Global growth will pick up faster than previously expected in the coming months as the Trump administration’s planned tax cuts and public spending fire up the U.S. economy, the OECD said on Monday, revising up its forecasts.
In its twice-yearly Economic Outlook, the Organisation for Economic Cooperation and Development estimated global growth would accelerate from 2.9% this year to 3.3% in 2017 and reach 3.6% in 2018.
The Paris-based organization was slightly more optimistic about the U.S. outlook, with a forecast for growth next year of 2.3%, up from 2.1% in its last set of estimates dating from September.

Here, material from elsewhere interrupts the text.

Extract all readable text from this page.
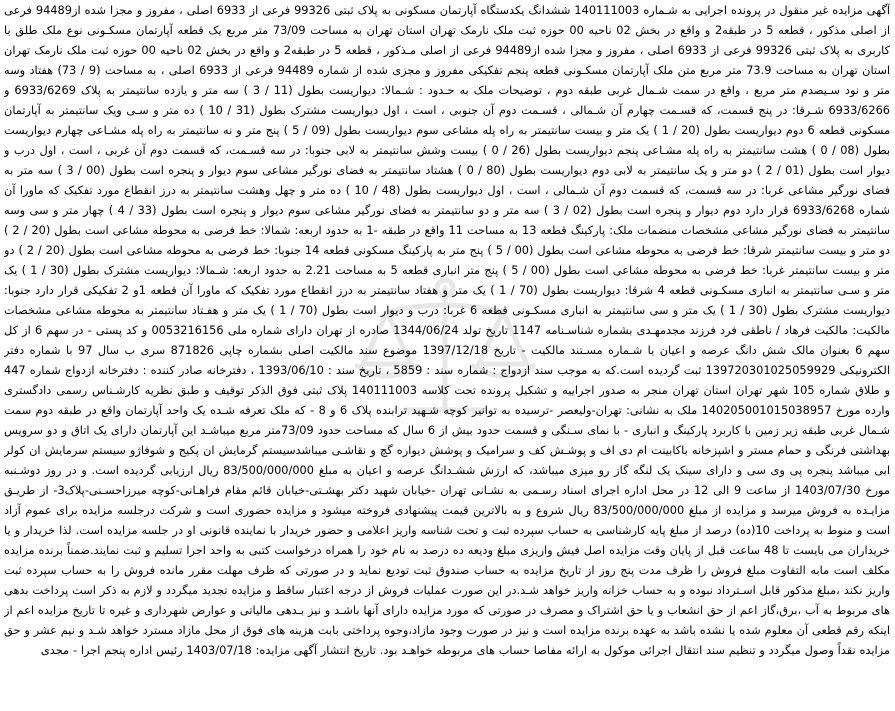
آگهی مزایده غیر منقول در پرونده اجرایی به شـماره 140111003 ششدانگ یکدستگاه آپارتمان مسکونی به پلاک ثبتی 99326 فرعی از 6933 اصلی ، مفروز و مجزا شده از94489 فرعی از اصلی مذکور ، قطعه 5 در طبقه2 و واقع در بخش 02 ناحیه 00 حوزه ثبت ملک نارمک تهران استان تهران به مساحت 73/09 متر مربع یک قطعه آپارتمان مسکـونی نوع ملک طلق با کاربری به پلاک ثبتی 99326 فرعی از 6933 اصلی ، مفروز و مجزا شده از94489 فرعی از اصلی مـذکور ، قطعه 5 در طبقه2 و واقع در بخش 02 ناحیه 00 حوزه ثبت ملک نارمک تهران استان تهران به مساحت 73.9 متر مربع متن ملک آپارتمان مسکـونی قطعه پنجم تفکیکی مفروز و مجزی شده از شماره 94489 فرعی از 6933 اصلی ، به مساحت (9 / 73) هفتاد وسه متر و نود سـیصدم متر مربع ، واقع در سمت شـمال غربی طبقه دوم ، توضیحات ملک به حـدود : شـمالا: دیواریست بطول (11 / 3 ) سه متر و یازده سانتیمتر به پلاک 6933/6269 و 6933/6266 شـرقا: در پنج قسمت، که قسـمت چهارم آن شـمالی ، قسـمت دوم آن جنوبی ، است ، اول دیواریست مشترک بطول (31 / 10 ) ده متر و سـی ویک سانتیمتر به آپارتمان مسکونی قطعه 6 دوم دیواریست بطول (20 / 1 ) یک متر و بیست سانتیمتر به راه پله مشاعی سوم دیواریست بطول (09 / 5 ) پنج متر و نه سانتیمتر به راه پله مشـاعی چهارم دیواریست بطول (08 / 0 ) هشت سانتیمتر به راه پله مشـاعی پنجم دیواریست بطول (26 / 0 ) بیست وشش سانتیمتر به لابی جنوبا: در سه قسـمت، که قسمت دوم آن غربی ، است ، اول درب و دیوار است بطول (01 / 2 ) دو متر و یک سانتیمتر به لابی دوم دیواریست بطول (80 / 0 ) هشتاد سانتیمتر به فضای نورگیر مشاعی سوم دیوار و پنجره است بطول (00 / 3 ) سه متر به فضای نورگیر مشاعی غربا: در سه قسمت، که قسمت دوم آن شـمالی ، است ، اول دیواریست بطول (48 / 10 ) ده متر و چهل وهشت سانتیمتر به درز انقطاع مورد تفکیک که ماورا آن شماره 6933/6268 قرار دارد دوم دیوار و پنجره است بطول (02 / 3 ) سه متر و دو سانتیمتر به فضای نورگیر مشاعی سوم دیوار و پنجره است بطول (33 / 4 ) چهار متر و سی وسه سانتیمتر به فضای نورگیر مشاعی مشخصات منضمات ملک: پارکینگ قطعه 13 به مساحت 11 واقع در طبقه -1 به حدود اربعه: شمالا: خط فرضی به محوطه مشاعی است بطول (20 / 2 ) دو متر و بیست سانتیمتر شرقا: خط فرضی به محوطه مشاعی است بطول (00 / 5 ) پنج متر به پارکینگ مسکونی قطعه 14 جنوبا: خط فرضی به محوطه مشاعی است بطول (20 / 2 ) دو متر و بیست سانتیمتر غربا: خط فرضی به محوطه مشاعی است بطول (00 / 5 ) پنج متر انباری قطعه 5 به مساحت 2.21 به حدود اربعه: شـمالا: دیواریست مشترک بطول (30 / 1 ) یک متر و سـی سانتیمتر به انباری مسکـونی قطعه 4 شرقا: دیواریست بطول (70 / 1 ) یک متر و هفتاد سانتیمتر به درز انقطاع مورد تفکیک که ماورا آن قطعه 1و 2 تفکیکی قرار دارد جنوبا: دیواریست مشترک بطول (30 / 1 ) یک متر و سی سانتیمتر به انباری مسکـونی قطعه 6 غربا: درب و دیوار است بطول (70 / 1 ) یک متر و هفـتاد سانتیمتر به محوطه مشاعی مشخصات مالکیت: مالکیت فرهاد / ناطقی فرد فرزند مجدمهـدی بشماره شناسـنامه 1147 تاریخ تولد 1344/06/24 صادره از تهران دارای شماره ملی 0053216156 و کد پستی - در سهم 6 از کل سهم 6 بعنوان مالک شش دانگ عرصه و اعیان با شـماره مسـتند مالکیت - تاریخ 1397/12/18 موضوع سند مالکیت اصلی بشماره چاپی 871826 سری ب سال 97 با شماره دفتر الکترونیکی 139720301025059929 ثبت گردیده است.که به موجب سند ازدواج : شماره سند : 5859 ، تاریخ سند : 1393/06/10 ، دفترخانه صادر کننده : دفترخانه ازدواج شماره 447 و طلاق شماره 105 شهر تهران استان تهران منجر به صدور اجراییه و تشکیل پرونده تحت کلاسه 140111003 پلاک ثبتی فوق الذکر توقیف و طبق نظریه کارشـناس رسمی دادگستری وارده مورخ 140205001015038957 ملک به نشانی: تهران-ولیعصر -ترسیده به توانیر کوچه شـهید ترابنده پلاک 6 و 8 - که ملک تعرفه شـده یک واحد آپارتمان واقع در طبقه دوم سمت شـمال غربی طبقه زیر زمین با کاربرد پارکینگ و انباری - با نمای سـنگی و قسمت حدود بیش از 6 سال که مساحت حدود 73/09متر مربع میباشـد این آپارتمان دارای یک اتاق و دو سرویس بهداشتی فرنگی و حمام مستر و اشپزخانه باکابینت ام دی اف و پوشـش کف و سرامیک و پوشش دیواره گچ و نقاشـی میباشدسیستم گرمایش ان پکیج و شوفاژو سیستم سرمایش ان کولر ابی میباشد پنجره پی وی سی و دارای سینک یک لنگه گاز رو میزی میباشد، که ارزش ششـدانگ عرصه و اعیان به مبلغ 83/500/000/000 ریال ارزیابی گردیده است. و در روز دوشـنبه مورخ 1403/07/30 از ساعت 9 الی 12 در محل اداره اجرای اسناد رسـمی به نشـانی تهران -خیابان شهید دکتر بهشـتی-خیابان قائم مقام فراهـانی-کوچه میرزاحسـنی-پلاک3- از طریـق مزایـده به فروش میرسد و مزایده از مبلغ 83/500/000/000 ریال شروع و به بالاترین قیمت پیشنهادی فروخته میشود و مزایده حضوری است و شرکت درجلسه مزایده برای عموم آزاد است و منوط به پرداخت 10(ده) درصد از مبلغ پایه کارشناسی به حساب سپرده ثبت و تحت شناسه واریز اعلامی و حضور خریدار با نماینده قانونی او در جلسه مزایده است. لذا خریدار و یا خریداران می بایست تا 48 ساعت قبل از پایان وقت مزایده اصل فیش واریزی مبلغ ودیعه ده درصد به نام خود را همراه درخواست کتبی به واحد اجرا تسلیم و ثبت نمایند.ضمناً برنده مزایده مکلف است مابه التفاوت مبلغ فروش را ظرف مدت پنج روز از تاریخ مزایده به حساب صندوق ثبت تودیع نماید و در صورتی که ظرف مهلت مقرر مانده فروش را به حساب سپرده ثبت واریز نکند ،مبلغ مذکور قابل اسـترداد نبوده و به حساب خزانه واریز خواهد شـد.در این صورت عملیات فروش از درجه اعتبار ساقط و مزایده تجدید میگردد و لازم به ذکر است پرداخت بدهی های مربوط به آب ،برق،گاز اعم از حق انشعاب و یا حق اشتراک و مصرف در صورتی که مورد مزایده دارای آنها باشـد و نیز بـدهی مالیاتی و عوارض شهرداری و غیره تا تاریخ مزایده اعم از اینکه رقم قطعی آن معلوم شده یا نشده باشد به عهده برنده مزایده است و نیز در صورت وجود مازاد،وجوه پرداختی بابت هزینه های فوق از محل مازاد مسترد خواهد شـد و نیم عشر و حق مزایده نقداً وصول میگردد و تنظیم سند انتقال اجرائی موکول به ارائه مفاصا حساب های مربوطه خواهـد بود. تاریخ انتشار آگهی مزایده: 1403/07/18 رئیس اداره پنجم اجرا - مجدی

U.S. growth would pick up further in 2018 to reach 3.0%, the highest rate since 2005, as the incoming Trump administration cut taxes on business and households and embarked on an infrastructure investment program.
That would in turn drive the unemployment rate in the world’s biggest economy down from 4.9% this year to 4.5% in 2018, the OECD estimated.
As the U.S. labor market becomes increasing tight and wages rise, the OECD forecast inflation would increase from 1.2% in 2016 to 2.2% in 2018, prompting the Federal Reserve to raise interest rates gradually to 2.0% by end-2018.
A resurgent U.S. economy would help offset softness elsewhere in the world.
The OECD was slightly less pessimistic about Britain’s outlook than it was in September, as the central bank has helped ease the economic impact of the country’s decision to leave the European Union.
Britain’s economy was seen growing 2.0% this year, revised up from 1.8% previously, although the rate would be halved by 2018.
China, which is not a member of the 35-country OECD, was seen slowing from growth this year of 6.7% to 6.4% in 2017, both slightly better than previously expected.
Stronger U.S. import demand was seen offsetting weak Asian trade for Japan, where growth was revised up to 0.8% for this year from 0.6% previously and lifted to 1.0% in 2017 from a 0.7% estimate in September.
The euro area’s outlook was also slightly brighter despite uncertainties about Britain’s future relationship with the continent.
Boosted by loose monetary policy, euro area growth was seen at 1.7% this year and 1.6% in 2017 with both years revised slightly higher from the OECD’s September estimates.